So I could ride a Polaris out in the middle of a frozen lake at night and look up or down and see Polaris.
Just don't try aligning your dish on the snowmobile.
Actually I wouldn't go out on the lake at night anymore after my wife and I dropped two sleds thru the ice in 60ft of water. We crawled back to shore, pretty scary. ....
My snowmobile through the ice thing wasn't in deep water. The lake had frozen over in mid December, and I had been across the lake several times, but then we had a freak rainstorm, and a bunch of water came down a stream and messed up the ice near where a stream went in. It then froze over again, and I had forgotten about the rain, and went out on the lake not knowing the ice was only an inch thick near shore. If I had kept going, I would have been OK, but I tried turning back toward shore after I got out about 100', and went through. I was lucky that it was only about 3' deep where I was, but I slipped getting off the sled, and went up to my chin. Had to walk a mile home in 12 deg weather. After warming up, I took my tractor down, went out in the water again, with fishing waders on, and tied a long cable and chain to the thing and pulled it out. It started right up, although it didn't ever go completely under, because the near empty gas tank kept the back afloat, and I had managed to get the skiis part way up on the ice to partially support the front.

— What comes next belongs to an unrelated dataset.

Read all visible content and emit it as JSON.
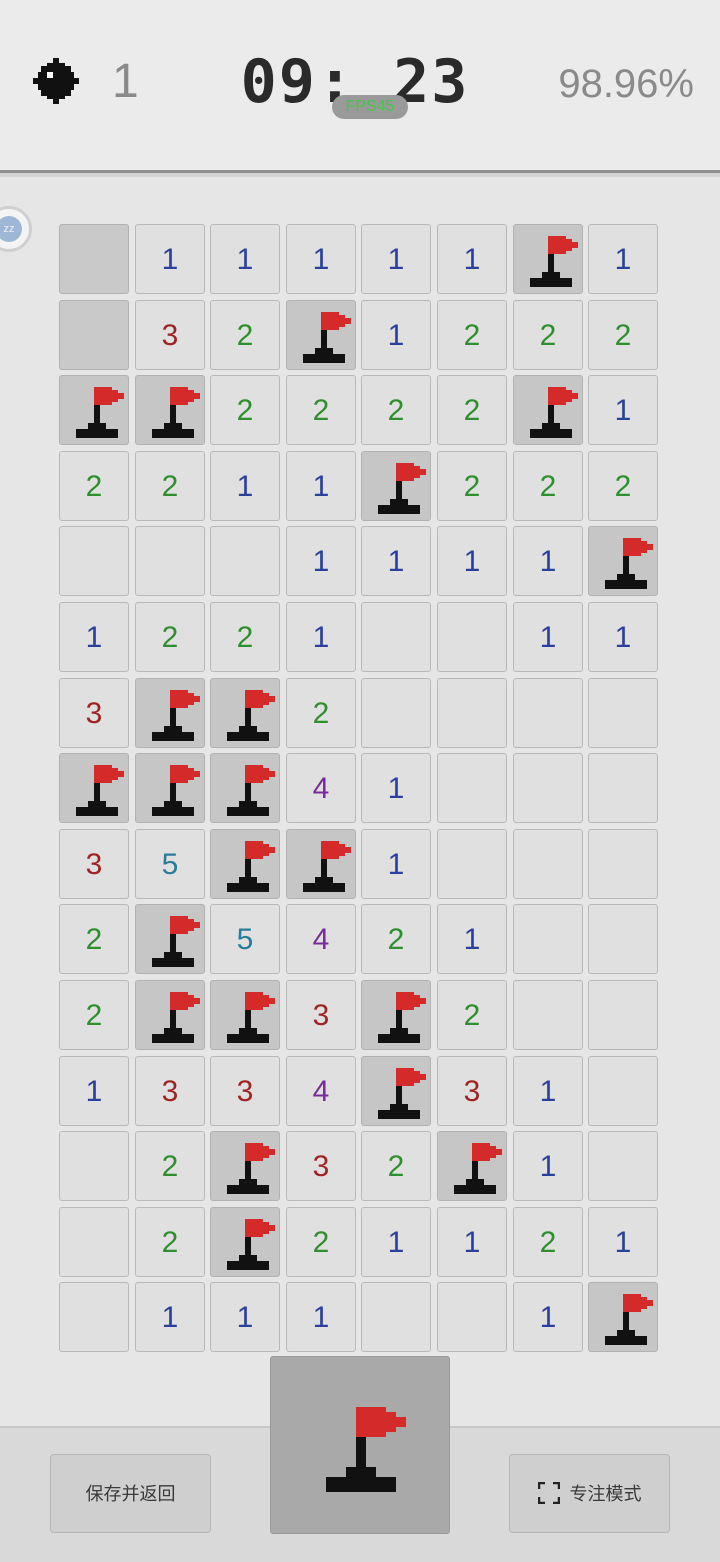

When my dog went through, that was over my head, but I broke my way through the ice making a path to get to the dog, then used the ice to pull myself back to shore. I didn't realize that it was as deep as it was, or I may have tried some other way of getting to the dog. The dog used to like to swim, but never went near the water again after that.
Both experiences made me not want to go through the ice again. Every year, several people go through the ice up here, and kill themselves. The wierd thing is that people drive their snowmobiles on the open water on purpose. Last year two guys tried going across almost a mile of open water, taking a shortcut to the other side. One of them made it. The other one wasn't found for a couple weeks.
Anyway, I notice you're from Traverse City Mi. I used to work with a guy from there. He went back there when he retired. He has a cabin on a small lake there. You might be interested in a SSTV image I recorded off HAM radio years ago. It was from a ham radio they had up on the MIR space station taking pictures of the ground it was passing over. I recorded a nice picture of Traverse Bay on one pass.
You can see the solar panels and part of the MIR space station in the picture too.
http://www.megalink.net/~wejones/mir-mich.jpg
I think it was taken in Jan 1999. At least that's the date on the file.